Since the mark had given Min Li relief in the nightmare, Min Li was pretty sure that the source of her relief could be traced back to the crown prince and she didn't quite know why but she was very pleased.
She never knew that he had known about her mark. But this confirmed that he knew about at least some of the pain she had to go through the last seven years.
Before she could stop herself, Min Li let out a little giggle at the thought of the crown prince catering to her and caring for her. For a long time, she had gone without it, so she missed seeing his gentle side even if he was hiding it deep inside.
The thought annoyed her for a second. Too deep inside. Until she refocused her mind on what he had did for her just now and not just now either.
Recently, Min Li had been waking up and seeing some things a little bit out of place. A chair a little moved out of position, the sheep skin rug facing the same problem too. At first, she had thought it was the wind, but when one of her dresses that she had laid on her chair, had its bottom part beneath the leg of a chair, she had called it into doubt. Even the wind and nature itself has more respect for a beautiful dress.

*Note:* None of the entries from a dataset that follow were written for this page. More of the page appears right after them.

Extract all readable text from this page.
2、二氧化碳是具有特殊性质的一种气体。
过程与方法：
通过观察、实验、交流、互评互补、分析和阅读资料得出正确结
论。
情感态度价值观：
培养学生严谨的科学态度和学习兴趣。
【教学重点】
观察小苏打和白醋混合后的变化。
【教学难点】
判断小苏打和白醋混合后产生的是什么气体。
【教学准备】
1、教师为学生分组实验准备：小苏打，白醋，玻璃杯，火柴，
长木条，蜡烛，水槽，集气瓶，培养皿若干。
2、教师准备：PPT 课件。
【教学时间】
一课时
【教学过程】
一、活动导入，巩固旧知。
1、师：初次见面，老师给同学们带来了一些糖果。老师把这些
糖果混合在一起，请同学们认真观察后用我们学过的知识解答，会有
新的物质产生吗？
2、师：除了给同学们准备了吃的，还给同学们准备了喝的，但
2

Looking back now although she had cast all her worries as her being paranoid, her time of rest could have been better now she was in this chamber because Fenhua had taken care of her in the night.
The man waited on me hand and foot. Did I call him stubborn and hard-headed? I must have meant he was the type of strong man ready to stand by his morals. Did I call him annoying? That was probably just because I have known him for a long time. Can't everybody be a little annoying here and there? I shouldn't hold it against him.
Look at me forgiving. In a single second, it seemed as if Min Li had learnt what forgiveness was. That being said, Fenhua had to do something for her to forgive him, so maybe she had learnt something less like forgiveness but more like understanding that people's motives are complex.
Smiling Min Li spent the rest of night thinking about whether she should go to Fenhua's chamber and thank him. But she wondered whether he would be prideful after all he had looked rather silly running out in what looked to be pain, holding his neck about to cluck like some sort of chicken.